The latter part of 1957 through the end of school year of 1959 were eventful times to say the least. As I indicated earlier, I missed most of the second grade due to illness. Years later, I questioned why the school didn’t provide me some kind of option for home study. I never got a satisfactory response to that question, so I dropped the issue. I know this may seem out of order, but I wanted to mention a practice that was peculiar to school systems in Arkansas during this time. Schools would break for a short period during the fall for crop harvest. During this time, children would be in the fields helping their families with harvesting the crops or working in some white farmers cotton fields for $3.00/100 pounds of cotton picked. I suppose the value of education was placed on hold for the local economy.
I don’t remember when, but at some point, during this time we moved to grandpa and Sweet’s little farm. I do remember my father moving a house that had been used as a grain storage facility to about three hundred feet or so behind grandpa’s house. Unlike when we lived across the way from Grandpa Ulysses and Grandma Katherine, this new place had no electricity. We used kerosine lamps for lighting. The place had a front screened porch, a large room considered to be a living room and a separate room for a kitchen. We had beds in the living room area, along with seating for spending time other than sleeping. It was during this time that I began to form a stronger connection with grandpa and Sweet. They had electricity and a radio. I remember spending lots of time at their place listening to the Lone Ranger, Amos and Andy and other popular radio shows. Grandpa loved listing to baseball games.
Images of running through grandpa’s fields and trapsing along behind him as he plowed with his mules are still fresh in my mind. As I said previously, I have no such images of spending time with my dad. My youngest brother William was born in November of 1958, giving my parents three sons, Larry, William, and me.

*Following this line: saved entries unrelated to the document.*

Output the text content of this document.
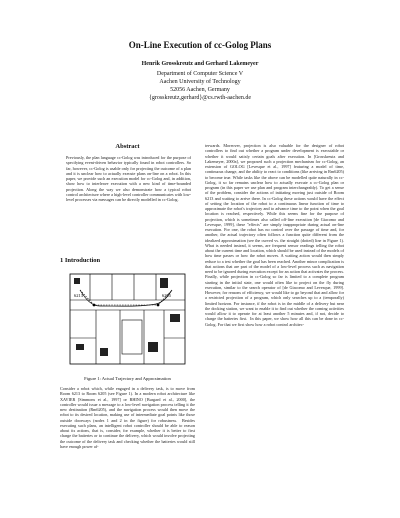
On-Line Execution of cc-Golog Plans
Henrik Grosskreutz and Gerhard Lakemeyer
Department of Computer Science V
Aachen University of Technology
52056 Aachen, Germany
{grosskreutz,gerhard}@cs.rwth-aachen.de
Abstract
Previously, the plan language cc-Golog was introduced for the purpose of specifying event-driven behavior typically found in robot controllers. So far, however, cc-Golog is usable only for projecting the outcome of a plan and it is unclear how to actually execute plans on-line on a robot. In this paper, we provide such an execution model for cc-Golog and, in addition, show how to interleave execution with a new kind of time-bounded projection. Along the way we also demonstrate how a typical robot control architecture where a high-level controller communicates with low-level processes via messages can be directly modelled in cc-Golog.
1 Introduction
6213	6205
Figure 1: Actual Trajectory and Approximation
Consider a robot which, while engaged in a delivery task, is to move from Room 6213 to Room 6205 (see Figure 1). In a modern robot architecture like XAVIER [Simmons et al., 1997] or RHINO [Burgard et al., 2000], the controller would issue a message to a low-level navigation process telling it the new destination (Rm6205), and the navigation process would then move the robot to its desired location, making use of intermediate goal points like those outside doorways (nodes 1 and 2 in the figure) for robustness.  Besides executing such plans, an intelligent robot controller should be able to reason about its actions, that is, consider, for example, whether it is better to first charge the batteries or to continue the delivery, which would involve projecting the outcome of the delivery task and checking whether the batteries would still have enough power af-
terwards. Moreover, projection is also valuable for the designer of robot controllers to find out whether a program under development is executable or whether it would satisfy certain goals after execution. In [Grosskreutz and Lakemeyer, 2000a], we proposed such a projection mechanism for cc-Golog, an extension of GOLOG [Levesque et al., 1997] featuring a model of time, continuous change, and the ability to react to conditions (like arriving in Rm6205) to become true. While tasks like the above can be modelled quite naturally in cc-Golog, it so far remains unclear how to actually execute a cc-Golog plan or program (in this paper we use plan and program interchangeably). To get a sense of the problem, consider the actions of initiating moving just outside of Room 6213 and waiting to arrive there. In cc-Golog these actions would have the effect of setting the location of the robot to a continuous linear function of time to approximate the robot's trajectory and to advance time to the point when the goal location is reached, respectively. While this seems fine for the purpose of projection, which is sometimes also called off-line execution [de Giacomo and Levesque, 1999], these "effects" are simply inappropriate during actual on-line execution. For one, the robot has no control over the passage of time and, for another, the actual trajectory often follows a function quite different from the idealized approximation (see the curved vs. the straight (dotted) line in Figure 1). What is needed instead, it seems, are frequent sensor readings telling the robot about the current time and location, which should be used instead of the models of how time passes or how the robot moves. A waiting action would then simply reduce to a test whether the goal has been reached. Another minor complication is that actions that are part of the model of a low-level process such as navigation need to be ignored during execution except for an action that activates the process. Finally, while projection in cc-Golog so far is limited to a complete program starting in the initial state, one would often like to project on the fly during execution, similar to the search operator of [de Giacomo and Levesque, 1999]. However, for reasons of efficiency, we would like to go beyond that and allow for a restricted projection of a program, which only searches up to a (temporally) limited horizon. For instance, if the robot is in the middle of a delivery but near the docking station, we want to enable it to find out whether the coming activities would allow it to operate for at least another 5 minutes and, if not, decide to charge the batteries first.  In this paper, we show how all this can be done in cc-Golog. For that we first show how a robot control architec-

I suppose the fall of 1958 was going well for me in school. I think I finally got over repeating the second grade. It did seem, however, that the group with which I started elementary school was far off someplace doing things that third graders do.
The spring of 1959 was certainly eventful. There is one thing I do have an emotional response to even to this day. I remember playing in the yard one day. It must have been after school. Here’s where my memory gets cloudy. For some reason, I remember my mother being at grandpa’s house, out in their yard doing something. A pickup truck pulled up and shortly thereafter my mother gave out a loud cry. A few minutes later grandpa, Sweet and my mother sat me and Larry down to tell us that my father had been killed. He had been plowing in a rice field. When he proceeded to drive over a levy, the front wheels of the tractor flipped. The tractor landed on him, trapping him under its full weight. I was eight years old; Larry was three and William was still a baby. Although Grandpa Ulysses and Grandma Katherine had died before their youngest son, this was my first real emotional experience with death. At this age, I knew that death meant I would never see the person making the transition again in my lifetime. The Spring of 1959 was like the start of a new chapter in all our lives. My mother at twenty-six, was left with an eight-grade education and three sons to raise.
I’m old and blessed…hope you will be too.